WSU student earns national engineering award

Jordan Raymond and three colleagues wear safety glasses and gloves while magnetizing liquid air.

Mechanical engineering student Jordan Raymond has received the Donna Jung Scholarship Award.

The prestigious graduate student scholarship aims to support students in the field of cryogenics, which is the study of materials at very cold temperatures. Raymond (BS Mechanical Engineering, ’19) received the award at the 2019 Cryogenic Engineering Conference and International Cryogenic Materials Conference in July. She was one of six WSU students who attended the conference.

Jordan Raymond stands next to a poster display titled Oxygen Separation in a Vortex Tube with Applied Magnetic Field.
Jordan Raymond’s work could have applications in the aerospace and medical industries.

Raymond, originally from Issaquah, Washington, works in WSU’s Hydrogen Properties for Energy Research (HYPER) lab. Working with Associate Professor Jake Leachman, she is studying the extraction of liquid oxygen from a gas mixture using a vortex tube with an induced magnetic field.
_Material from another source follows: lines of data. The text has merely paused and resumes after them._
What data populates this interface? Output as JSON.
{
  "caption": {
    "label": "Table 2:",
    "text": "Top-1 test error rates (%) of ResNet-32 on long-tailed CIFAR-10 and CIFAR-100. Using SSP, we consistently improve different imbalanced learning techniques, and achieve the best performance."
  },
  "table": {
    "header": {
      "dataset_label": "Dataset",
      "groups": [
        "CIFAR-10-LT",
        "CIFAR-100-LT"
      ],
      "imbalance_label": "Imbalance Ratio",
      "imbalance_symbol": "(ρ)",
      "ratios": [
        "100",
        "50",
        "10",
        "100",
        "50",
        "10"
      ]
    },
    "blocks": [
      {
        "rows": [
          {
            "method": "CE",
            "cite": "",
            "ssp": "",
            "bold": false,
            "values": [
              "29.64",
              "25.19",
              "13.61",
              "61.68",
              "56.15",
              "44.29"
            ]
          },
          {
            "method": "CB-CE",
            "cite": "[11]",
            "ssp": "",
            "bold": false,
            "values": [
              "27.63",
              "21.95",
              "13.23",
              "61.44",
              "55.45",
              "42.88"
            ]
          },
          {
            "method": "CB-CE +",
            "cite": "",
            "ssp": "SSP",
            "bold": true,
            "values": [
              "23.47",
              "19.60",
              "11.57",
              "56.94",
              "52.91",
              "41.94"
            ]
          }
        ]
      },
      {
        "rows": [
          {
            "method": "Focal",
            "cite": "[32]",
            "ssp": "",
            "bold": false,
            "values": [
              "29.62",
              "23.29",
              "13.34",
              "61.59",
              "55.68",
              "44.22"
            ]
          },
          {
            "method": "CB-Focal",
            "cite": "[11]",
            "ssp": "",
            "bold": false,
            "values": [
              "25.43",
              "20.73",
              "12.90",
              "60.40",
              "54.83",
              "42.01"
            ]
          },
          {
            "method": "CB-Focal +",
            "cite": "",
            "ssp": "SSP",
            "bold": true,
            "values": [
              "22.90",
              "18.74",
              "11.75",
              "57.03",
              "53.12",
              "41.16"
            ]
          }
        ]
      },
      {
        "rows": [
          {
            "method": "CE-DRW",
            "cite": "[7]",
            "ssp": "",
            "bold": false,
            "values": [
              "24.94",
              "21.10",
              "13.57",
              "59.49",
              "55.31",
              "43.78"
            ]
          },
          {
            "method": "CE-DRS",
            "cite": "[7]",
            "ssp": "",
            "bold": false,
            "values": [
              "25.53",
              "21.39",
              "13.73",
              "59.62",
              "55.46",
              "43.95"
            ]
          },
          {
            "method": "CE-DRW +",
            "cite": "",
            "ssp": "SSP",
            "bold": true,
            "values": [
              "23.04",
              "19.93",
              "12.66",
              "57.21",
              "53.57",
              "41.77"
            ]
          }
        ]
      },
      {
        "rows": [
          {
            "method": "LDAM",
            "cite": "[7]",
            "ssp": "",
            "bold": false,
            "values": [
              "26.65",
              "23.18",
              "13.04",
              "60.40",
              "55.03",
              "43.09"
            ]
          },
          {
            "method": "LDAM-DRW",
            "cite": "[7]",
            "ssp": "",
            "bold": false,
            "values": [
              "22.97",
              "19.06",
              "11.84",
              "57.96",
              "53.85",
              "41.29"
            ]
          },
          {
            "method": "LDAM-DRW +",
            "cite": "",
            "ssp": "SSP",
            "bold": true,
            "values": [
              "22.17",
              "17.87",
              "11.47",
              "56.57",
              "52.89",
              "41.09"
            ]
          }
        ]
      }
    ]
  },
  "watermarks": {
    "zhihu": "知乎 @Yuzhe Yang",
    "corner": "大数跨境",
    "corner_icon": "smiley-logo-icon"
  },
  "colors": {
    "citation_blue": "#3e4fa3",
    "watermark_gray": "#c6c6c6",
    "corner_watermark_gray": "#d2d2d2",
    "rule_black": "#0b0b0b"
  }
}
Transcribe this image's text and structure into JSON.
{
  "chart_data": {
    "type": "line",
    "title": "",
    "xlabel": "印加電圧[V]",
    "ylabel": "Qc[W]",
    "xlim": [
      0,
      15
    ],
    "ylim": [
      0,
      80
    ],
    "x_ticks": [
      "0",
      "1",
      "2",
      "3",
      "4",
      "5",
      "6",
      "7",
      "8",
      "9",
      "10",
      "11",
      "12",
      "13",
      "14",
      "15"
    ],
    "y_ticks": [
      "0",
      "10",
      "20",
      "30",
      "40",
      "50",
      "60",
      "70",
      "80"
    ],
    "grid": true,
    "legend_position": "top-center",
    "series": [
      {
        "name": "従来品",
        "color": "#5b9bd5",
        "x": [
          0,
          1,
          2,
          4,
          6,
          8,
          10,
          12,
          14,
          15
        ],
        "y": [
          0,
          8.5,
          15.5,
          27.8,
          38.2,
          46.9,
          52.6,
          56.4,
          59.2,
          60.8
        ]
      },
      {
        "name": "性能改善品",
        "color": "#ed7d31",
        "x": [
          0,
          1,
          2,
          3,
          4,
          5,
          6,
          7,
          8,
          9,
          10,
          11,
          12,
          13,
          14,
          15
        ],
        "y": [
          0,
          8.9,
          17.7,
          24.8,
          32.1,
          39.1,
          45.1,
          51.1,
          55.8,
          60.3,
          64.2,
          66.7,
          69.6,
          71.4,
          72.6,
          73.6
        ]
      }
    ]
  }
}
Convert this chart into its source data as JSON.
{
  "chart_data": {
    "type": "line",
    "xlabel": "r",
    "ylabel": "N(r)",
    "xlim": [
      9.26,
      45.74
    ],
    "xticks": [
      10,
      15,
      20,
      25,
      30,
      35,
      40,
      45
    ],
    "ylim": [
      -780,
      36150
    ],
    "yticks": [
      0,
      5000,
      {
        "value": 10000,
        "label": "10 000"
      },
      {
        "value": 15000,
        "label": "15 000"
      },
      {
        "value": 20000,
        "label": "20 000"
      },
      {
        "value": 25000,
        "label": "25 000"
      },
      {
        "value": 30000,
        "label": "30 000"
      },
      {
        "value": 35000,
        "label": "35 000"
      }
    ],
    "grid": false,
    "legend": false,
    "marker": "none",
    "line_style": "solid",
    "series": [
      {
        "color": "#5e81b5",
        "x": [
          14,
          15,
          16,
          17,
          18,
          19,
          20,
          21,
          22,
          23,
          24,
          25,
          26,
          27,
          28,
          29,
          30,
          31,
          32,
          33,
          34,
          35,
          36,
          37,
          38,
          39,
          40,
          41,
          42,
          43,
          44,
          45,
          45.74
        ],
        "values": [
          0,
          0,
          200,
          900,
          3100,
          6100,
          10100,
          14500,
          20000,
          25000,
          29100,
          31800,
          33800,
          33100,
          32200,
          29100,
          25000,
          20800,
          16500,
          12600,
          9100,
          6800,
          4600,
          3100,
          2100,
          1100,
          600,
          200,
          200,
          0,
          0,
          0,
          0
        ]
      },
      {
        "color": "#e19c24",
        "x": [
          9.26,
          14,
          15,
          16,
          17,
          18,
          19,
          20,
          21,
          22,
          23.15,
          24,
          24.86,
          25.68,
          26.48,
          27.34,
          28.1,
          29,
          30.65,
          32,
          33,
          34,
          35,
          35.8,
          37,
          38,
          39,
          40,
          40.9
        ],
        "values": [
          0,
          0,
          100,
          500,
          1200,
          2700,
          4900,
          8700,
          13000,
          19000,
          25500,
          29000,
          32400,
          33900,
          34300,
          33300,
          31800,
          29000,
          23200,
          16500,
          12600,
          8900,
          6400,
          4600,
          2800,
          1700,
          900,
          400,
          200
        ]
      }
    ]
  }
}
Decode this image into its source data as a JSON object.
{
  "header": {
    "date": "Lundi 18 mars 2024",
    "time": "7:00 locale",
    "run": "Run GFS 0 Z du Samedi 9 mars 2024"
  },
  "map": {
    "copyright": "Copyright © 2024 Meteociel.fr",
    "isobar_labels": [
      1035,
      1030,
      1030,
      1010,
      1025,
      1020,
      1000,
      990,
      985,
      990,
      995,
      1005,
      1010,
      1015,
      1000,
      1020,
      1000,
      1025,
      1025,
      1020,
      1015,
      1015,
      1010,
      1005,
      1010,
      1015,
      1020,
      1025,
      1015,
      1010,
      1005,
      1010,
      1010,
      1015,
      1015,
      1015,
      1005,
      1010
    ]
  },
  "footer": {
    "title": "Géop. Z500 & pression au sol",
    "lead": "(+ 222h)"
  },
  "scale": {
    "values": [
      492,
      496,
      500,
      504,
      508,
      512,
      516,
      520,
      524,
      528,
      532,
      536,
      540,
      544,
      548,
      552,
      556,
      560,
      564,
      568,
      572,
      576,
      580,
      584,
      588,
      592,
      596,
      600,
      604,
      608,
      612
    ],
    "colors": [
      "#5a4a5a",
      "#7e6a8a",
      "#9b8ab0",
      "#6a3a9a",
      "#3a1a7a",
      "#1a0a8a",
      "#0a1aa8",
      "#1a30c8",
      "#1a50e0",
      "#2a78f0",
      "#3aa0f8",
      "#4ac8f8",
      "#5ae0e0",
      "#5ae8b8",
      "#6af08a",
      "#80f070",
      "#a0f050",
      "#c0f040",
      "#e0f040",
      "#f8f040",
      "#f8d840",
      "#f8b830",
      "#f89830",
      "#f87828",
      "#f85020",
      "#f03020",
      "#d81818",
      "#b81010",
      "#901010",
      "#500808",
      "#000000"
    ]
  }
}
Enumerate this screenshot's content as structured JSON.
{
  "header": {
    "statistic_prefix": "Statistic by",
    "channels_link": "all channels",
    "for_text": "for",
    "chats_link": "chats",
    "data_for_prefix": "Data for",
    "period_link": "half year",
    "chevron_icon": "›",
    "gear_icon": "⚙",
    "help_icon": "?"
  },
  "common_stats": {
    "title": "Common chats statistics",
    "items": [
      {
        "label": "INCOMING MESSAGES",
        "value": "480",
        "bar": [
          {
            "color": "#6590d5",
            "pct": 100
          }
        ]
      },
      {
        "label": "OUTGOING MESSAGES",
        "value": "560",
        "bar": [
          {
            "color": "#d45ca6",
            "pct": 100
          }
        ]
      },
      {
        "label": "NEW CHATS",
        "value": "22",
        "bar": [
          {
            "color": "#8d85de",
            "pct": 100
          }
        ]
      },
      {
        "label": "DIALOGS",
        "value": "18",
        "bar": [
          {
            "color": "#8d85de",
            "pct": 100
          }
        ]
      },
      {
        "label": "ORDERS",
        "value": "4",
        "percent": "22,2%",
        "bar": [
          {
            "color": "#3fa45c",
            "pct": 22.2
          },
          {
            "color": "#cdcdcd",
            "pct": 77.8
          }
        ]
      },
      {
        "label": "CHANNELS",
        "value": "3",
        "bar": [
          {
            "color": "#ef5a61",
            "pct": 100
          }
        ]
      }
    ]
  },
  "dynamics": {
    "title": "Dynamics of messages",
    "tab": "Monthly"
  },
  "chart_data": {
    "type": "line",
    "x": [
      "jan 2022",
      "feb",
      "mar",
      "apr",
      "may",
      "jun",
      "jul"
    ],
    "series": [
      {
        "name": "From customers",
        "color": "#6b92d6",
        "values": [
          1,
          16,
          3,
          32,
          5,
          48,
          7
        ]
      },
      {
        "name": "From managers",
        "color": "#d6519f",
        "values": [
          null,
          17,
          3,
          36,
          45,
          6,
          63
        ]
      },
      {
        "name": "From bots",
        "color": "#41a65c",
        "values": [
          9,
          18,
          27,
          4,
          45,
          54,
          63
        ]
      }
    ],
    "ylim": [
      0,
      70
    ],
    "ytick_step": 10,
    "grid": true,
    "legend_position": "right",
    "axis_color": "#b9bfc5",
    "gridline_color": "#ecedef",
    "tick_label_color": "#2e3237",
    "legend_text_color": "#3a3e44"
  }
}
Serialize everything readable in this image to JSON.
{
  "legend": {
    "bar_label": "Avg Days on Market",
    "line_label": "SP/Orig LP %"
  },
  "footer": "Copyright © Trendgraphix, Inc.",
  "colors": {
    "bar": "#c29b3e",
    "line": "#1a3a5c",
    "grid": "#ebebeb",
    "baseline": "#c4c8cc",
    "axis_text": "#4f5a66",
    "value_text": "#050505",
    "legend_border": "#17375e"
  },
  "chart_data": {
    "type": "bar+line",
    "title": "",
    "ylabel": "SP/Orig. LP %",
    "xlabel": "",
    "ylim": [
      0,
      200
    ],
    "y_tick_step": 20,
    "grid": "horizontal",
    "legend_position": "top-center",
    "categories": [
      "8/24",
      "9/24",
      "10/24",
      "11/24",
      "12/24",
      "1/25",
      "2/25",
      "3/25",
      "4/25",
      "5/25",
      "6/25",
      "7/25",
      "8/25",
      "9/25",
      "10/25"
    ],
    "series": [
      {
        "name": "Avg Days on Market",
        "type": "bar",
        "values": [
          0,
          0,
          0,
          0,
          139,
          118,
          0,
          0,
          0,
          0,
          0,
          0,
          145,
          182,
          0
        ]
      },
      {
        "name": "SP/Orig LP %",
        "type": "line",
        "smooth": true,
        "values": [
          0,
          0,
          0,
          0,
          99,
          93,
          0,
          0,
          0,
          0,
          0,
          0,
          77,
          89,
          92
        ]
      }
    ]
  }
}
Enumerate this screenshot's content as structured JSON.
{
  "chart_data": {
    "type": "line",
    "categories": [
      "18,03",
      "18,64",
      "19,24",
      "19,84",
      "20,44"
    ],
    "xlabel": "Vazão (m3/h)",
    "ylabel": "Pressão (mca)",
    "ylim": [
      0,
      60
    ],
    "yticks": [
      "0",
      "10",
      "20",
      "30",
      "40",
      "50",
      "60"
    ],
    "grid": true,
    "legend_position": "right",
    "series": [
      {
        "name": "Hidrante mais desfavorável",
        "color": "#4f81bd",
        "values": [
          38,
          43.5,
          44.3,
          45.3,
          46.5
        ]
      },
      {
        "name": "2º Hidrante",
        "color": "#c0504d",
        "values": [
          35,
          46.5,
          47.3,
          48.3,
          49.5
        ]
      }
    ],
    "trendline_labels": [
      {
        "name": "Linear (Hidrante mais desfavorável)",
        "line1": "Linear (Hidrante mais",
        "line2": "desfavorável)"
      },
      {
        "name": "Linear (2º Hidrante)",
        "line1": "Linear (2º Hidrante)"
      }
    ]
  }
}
The work could have applications in the aerospace and medical industries.

“It was an idea I started, wrote a paper and saw it from start to finish,” she said. “I think that’s what got me the scholarship.”

Working in one of only three cryogenic laboratories at a U.S. university has provided her with a unique opportunity in a new field of study, she said.

“WSU is the only one doing active hydrogen experiments,” she said. “It’s a very niche thing so no one knows about it, but everyone is interested in it. We are paving our own way with what we are doing.”

Raymond plans to pursue a Ph.D. and hopes to eventually work in the defense and space industries.